Mais, sans aller jusqu'à proclamer un perdant vainqueur, les ordinateurs de vote et les erreurs qu'ils induisent contribuent à altérer la sincérité du scrutin. « Il faut que les citoyens aient confiance dans le système électoral, martèle la maître de conférence. La perte de confiance du peuple se règle dans rue, comme on le voit aujourd'hui à Oulan-Bator (les élections législatives contestées ont dégénéré en de violents affrontements). Le problème du vote électronique, c'est qu'on demande aux gens d'avoir une confiance aveugle dans quelque chose qu'on ne peut contrôler. »
En effet, les ordinateurs de vote sont protégés par le secret industriel et ne sont donc pas susceptibles de faire l'objet de contrôles indépendants. De plus, il n'existe à l'heure actuelle aucun moyen de vérifier que le choix réalisé par un électeur dans l'isoloir est conforme au vote enregistré par la machine : la conjonction de l'anonymat et de la dématérialisation proscrit toute traçabilité des résultats et remet donc en question leur sincérité.

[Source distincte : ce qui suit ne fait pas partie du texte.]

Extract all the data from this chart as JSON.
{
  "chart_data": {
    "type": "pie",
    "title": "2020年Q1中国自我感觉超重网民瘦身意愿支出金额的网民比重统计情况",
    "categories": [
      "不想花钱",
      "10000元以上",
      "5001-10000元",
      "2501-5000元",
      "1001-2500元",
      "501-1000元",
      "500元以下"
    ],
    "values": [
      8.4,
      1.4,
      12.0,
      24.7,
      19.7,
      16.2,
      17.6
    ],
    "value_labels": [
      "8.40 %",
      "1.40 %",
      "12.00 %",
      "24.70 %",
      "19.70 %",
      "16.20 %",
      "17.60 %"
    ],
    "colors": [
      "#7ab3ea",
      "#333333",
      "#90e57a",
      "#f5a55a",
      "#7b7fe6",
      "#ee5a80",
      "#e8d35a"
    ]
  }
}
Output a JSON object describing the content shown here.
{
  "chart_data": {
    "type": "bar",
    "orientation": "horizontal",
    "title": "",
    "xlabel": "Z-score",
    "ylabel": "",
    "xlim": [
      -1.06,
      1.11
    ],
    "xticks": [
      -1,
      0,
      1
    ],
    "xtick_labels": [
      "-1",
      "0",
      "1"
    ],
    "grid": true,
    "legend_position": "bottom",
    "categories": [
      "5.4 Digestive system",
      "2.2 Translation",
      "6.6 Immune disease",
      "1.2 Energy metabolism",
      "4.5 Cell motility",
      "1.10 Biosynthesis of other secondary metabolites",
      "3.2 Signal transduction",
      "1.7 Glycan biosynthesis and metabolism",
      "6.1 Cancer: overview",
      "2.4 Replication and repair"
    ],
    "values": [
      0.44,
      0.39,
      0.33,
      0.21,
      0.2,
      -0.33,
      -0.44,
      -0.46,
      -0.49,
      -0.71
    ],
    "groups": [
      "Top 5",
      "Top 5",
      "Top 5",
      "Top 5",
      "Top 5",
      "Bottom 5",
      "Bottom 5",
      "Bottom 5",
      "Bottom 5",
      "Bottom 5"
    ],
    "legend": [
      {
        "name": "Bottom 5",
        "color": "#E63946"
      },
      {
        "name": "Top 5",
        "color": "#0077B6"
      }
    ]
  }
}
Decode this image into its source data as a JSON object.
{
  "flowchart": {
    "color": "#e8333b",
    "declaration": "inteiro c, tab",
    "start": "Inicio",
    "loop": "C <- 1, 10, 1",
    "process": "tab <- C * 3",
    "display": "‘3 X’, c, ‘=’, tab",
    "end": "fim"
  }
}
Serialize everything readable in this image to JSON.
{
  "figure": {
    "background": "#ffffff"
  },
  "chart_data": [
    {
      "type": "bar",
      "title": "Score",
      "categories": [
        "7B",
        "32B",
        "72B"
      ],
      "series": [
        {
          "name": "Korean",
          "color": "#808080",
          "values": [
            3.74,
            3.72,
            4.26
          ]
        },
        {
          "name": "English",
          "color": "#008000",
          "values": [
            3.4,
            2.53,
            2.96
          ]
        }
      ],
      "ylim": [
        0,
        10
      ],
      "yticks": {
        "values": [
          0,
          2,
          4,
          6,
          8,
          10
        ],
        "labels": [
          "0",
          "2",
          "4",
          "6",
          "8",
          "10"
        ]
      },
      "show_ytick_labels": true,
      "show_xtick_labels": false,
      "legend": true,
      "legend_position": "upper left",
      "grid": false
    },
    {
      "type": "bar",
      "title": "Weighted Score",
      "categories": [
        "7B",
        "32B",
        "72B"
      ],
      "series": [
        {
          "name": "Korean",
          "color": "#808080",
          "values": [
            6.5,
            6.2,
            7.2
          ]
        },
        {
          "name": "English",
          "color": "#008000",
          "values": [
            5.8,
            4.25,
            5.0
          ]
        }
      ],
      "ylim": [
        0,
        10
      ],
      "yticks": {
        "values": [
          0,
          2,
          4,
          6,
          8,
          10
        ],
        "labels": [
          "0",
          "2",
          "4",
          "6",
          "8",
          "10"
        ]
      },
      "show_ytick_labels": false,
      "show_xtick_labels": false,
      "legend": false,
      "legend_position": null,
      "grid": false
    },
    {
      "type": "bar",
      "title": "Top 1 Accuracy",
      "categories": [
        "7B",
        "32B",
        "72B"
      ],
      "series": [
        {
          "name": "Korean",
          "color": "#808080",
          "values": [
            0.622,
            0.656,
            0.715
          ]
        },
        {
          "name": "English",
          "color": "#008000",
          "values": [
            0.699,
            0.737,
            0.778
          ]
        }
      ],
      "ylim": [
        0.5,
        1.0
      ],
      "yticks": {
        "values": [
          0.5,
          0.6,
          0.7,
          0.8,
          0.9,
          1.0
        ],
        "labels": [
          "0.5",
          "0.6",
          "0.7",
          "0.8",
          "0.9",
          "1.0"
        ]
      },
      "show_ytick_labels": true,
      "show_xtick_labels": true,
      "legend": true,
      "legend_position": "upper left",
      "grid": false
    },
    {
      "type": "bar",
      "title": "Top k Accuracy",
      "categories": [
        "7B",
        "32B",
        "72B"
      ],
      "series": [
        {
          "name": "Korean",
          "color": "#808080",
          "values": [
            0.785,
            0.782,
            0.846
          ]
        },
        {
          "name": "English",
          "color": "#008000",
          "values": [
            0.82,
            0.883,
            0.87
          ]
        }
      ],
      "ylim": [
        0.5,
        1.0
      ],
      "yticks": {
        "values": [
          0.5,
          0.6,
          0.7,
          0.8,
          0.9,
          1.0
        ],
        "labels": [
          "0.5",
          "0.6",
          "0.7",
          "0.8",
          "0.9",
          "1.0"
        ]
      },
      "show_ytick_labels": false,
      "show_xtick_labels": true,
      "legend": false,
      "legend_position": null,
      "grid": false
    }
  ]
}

Le vote électronique : un marché avant tout
Pour autant, l'étude présentée cette semaine ne sous-entend nullement que des tentatives de fraudes aient été entreprises ni que certains chercheraient à profiter des incertitudes inhérentes au vote électronique. Sauf, évidemment, les fabricants des machines. « Le vote électronique est avant tout un marché dont les acteurs communiquent beaucoup et bien, constate Chantal Enguehard. Ils insistent sur le côté moderne, écolo, propice à la participation, de leur matériel. Et profitent de la naïveté de certaines municipalités, qui reprennent ces arguments à leur compte pour justifier leur décision de s'équiper en ordinateurs de vote. »
Si l'on décrypte ces allégations, peu s'avèrent solides. Par exemple, le taux d'abstention ne faiblit pas avec l'apparition d'ordinateurs de vote. Pire, il aurait même tendance à augmenter, comme dans les cantons suisses utilisant le vote électronique.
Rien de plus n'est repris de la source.